Other guest actors in the series include Alan Wheatley, Christopher Lee, Patrick Barr, Hugh Griffith, Marne Maitland (twice), Joan Sims, Anthony Newley, Patricia Owens, George Coulouris, Anton Diffring, Martin Benson, Zena Marshall, Mary Parker, Henryetta Edwards and Robert Brown. The episode "Death and the Other Monkey" features a small acting part by future film director John Schlesinger as a Dutch ship's captain. The episode "Error at Daybreak" features a performance from the then 10-year-old actor Richard O'Sullivan who later went on to star in Man About the House, Robin's Nest and several other ITV series.

==Critical reception==
In Britain, the series was initially evaluated in the larger context of the programming of the newly launched ITV. Critic Bernard Levin opined: "If there were only something of signifiant badness, then one could at least take a hatchet to it. But who could take a hatchet to Wilson, Keppel, and Betty, stars of Saturday night's variety programme, or to the adventures of 'Colonel March of Scotland Yard', the intellectual content of which is the nearest thing to a hole I have ever seen?"

==List of episodes==

| Episode^{[clarification needed]} | Title | First London ITV Transmission (ABC, London) | Transmission in the Midlands (ATV, Midlands) | Archive |
|---|---|---|---|---|
| 1 | The Sorcerer | 1 October 1955 | 29 February 1956 | 16 mm |
| 2 | The Abominable Snowman | 8 October 1955 | 7 March 1956 | 35 mm |
| 3 | Present Tense | 15 October 1955 | 15 March 1956 | 16 mm |
| 4 | At Night All Cats Are Gray | 22 October 1955 | 21 March 1956 | 16 mm |
| 5 | The Case of the Kidnapped Poodle | 5 November 1955 | 28 March 1956^{[contradictory]} | 16 mm |
| 6 | The Invisible Knife | 19 October 1955 | 28 March 1956 | 16 mm |
| 7 | The Strange Event at Roman Fall | 4 February 1956 | 2 April 1956 | 16 mm |
| 8 | The Headless Hat | 12 November 1955 | 11 April 1956 | 16 mm |
| 9 | The Second Mona Lisa | 26 November 1955 | 25 April 1956 | 35 mm |
| 10 | Death in Inner Space | 10 December 1955 | 9 May 1956 | 35 mm |
| 11 | The Talking Head | 17 December 1955 | 16 May 1956 | 16 mm |
| 12 | The Devil Sells His Soul | 7 January 1956 | 6 June 1956 | 16 mm |
| 13 | Murder is Permanent | 14 January 1956 | 13 June 1956 | 35 mm |
| 14 | The Silent Vow | 21 January 1956 | 20 June 1956 | 16 mm |
| 15 | Death and the Other Monkey | 28 January 1956 | 27 June 1956 | 35 mm |
| 16 | The Stolen Crime | 11 February 1956 | 4 July 1956 | 35 mm |
| 17 | The Silver Curtain | 18 February 1956 | 10 July 1956 | 35 mm |
| 18 | Error at Daybreak | 25 February 1956 | 17 July 1956 | 35 mm |
| 19 | Hot Money | 3 March 1956 | 24 July 1956 | 16 mm |
| 20 | The Missing Link | 19 November 1955 | 31 July 1956 | 35 mm |
| 21 | The Case of the Misguided Missal | 3 December 1955 | 7 August 1956 | 16 mm |
| 22 | The Deadly Gift | 24 December 1955 | 14 August 1956 | 16 mm |
| 23 | The Case of the Lively Ghost | 31 December 1955 | 21 August 1956 | 16 mm |
| 24 | Death in the Dressing Room | 10 March 1956 | 28 August 1956 | 35 mm |
| 25 | The New Invisible Man | 17 March 1956 | 4 September 1956 | 35 mm |
| 26 | Passage at Arms | 24 September 1955 | 22 February 1956 | 35 mm |

==Home media==
Eight episodes (only) of the series have been released to home video by Alpha Video.
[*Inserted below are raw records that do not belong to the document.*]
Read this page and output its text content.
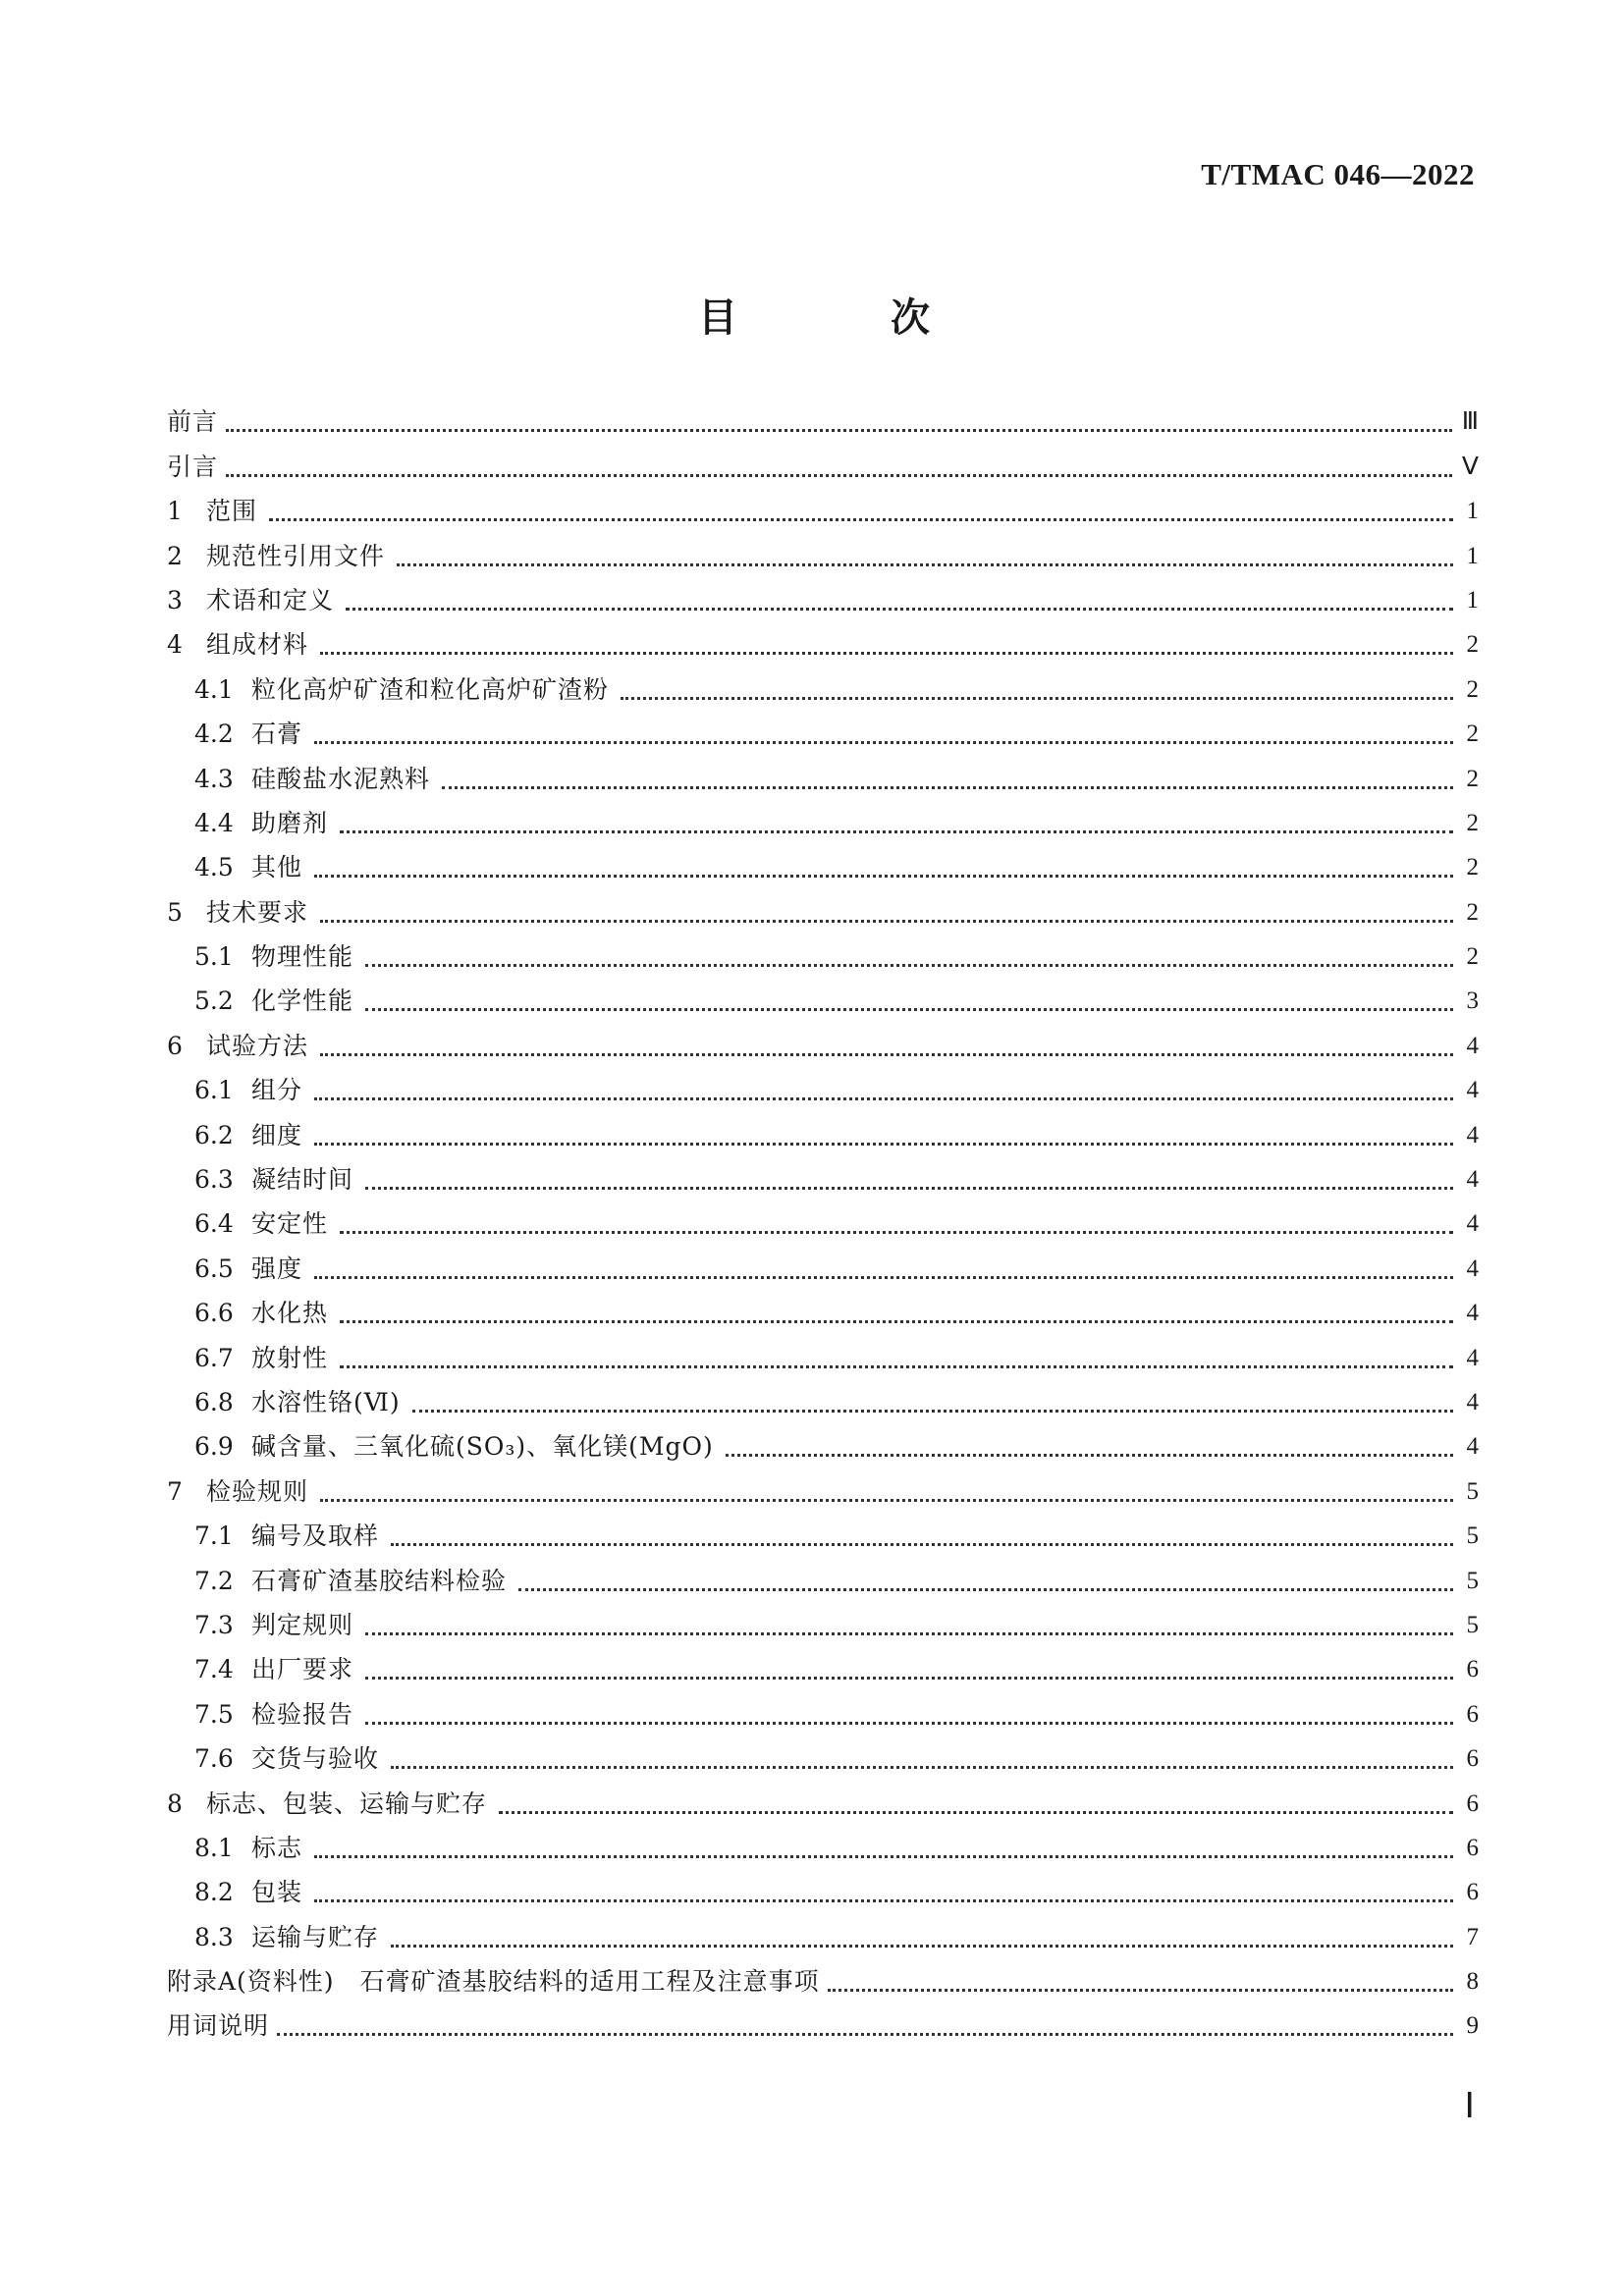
T/TMAC 046—2022
目　次
前言	Ⅲ
引言	Ⅴ
1 范围	1
2 规范性引用文件	1
3 术语和定义	1
4 组成材料	2
4.1 粒化高炉矿渣和粒化高炉矿渣粉	2
4.2 石膏	2
4.3 硅酸盐水泥熟料	2
4.4 助磨剂	2
4.5 其他	2
5 技术要求	2
5.1 物理性能	2
5.2 化学性能	3
6 试验方法	4
6.1 组分	4
6.2 细度	4
6.3 凝结时间	4
6.4 安定性	4
6.5 强度	4
6.6 水化热	4
6.7 放射性	4
6.8 水溶性铬(Ⅵ)	4
6.9 碱含量、三氧化硫(SO₃)、氧化镁(MgO)	4
7 检验规则	5
7.1 编号及取样	5
7.2 石膏矿渣基胶结料检验	5
7.3 判定规则	5
7.4 出厂要求	6
7.5 检验报告	6
7.6 交货与验收	6
8 标志、包装、运输与贮存	6
8.1 标志	6
8.2 包装	6
8.3 运输与贮存	7
附录A(资料性)　石膏矿渣基胶结料的适用工程及注意事项	8
用词说明	9
Ⅰ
The region 2 DVD release of the 1970 Karloff film Cauldron of Blood (aka Blind Man's Bluff) includes the episode "The Silver Curtain" as an extra.

All 26 episodes are available to stream on Amazon Prime, Apple TV and Hoopla (digital media service). The show has been regularly shown on the UK TV channel Talking Pictures TV.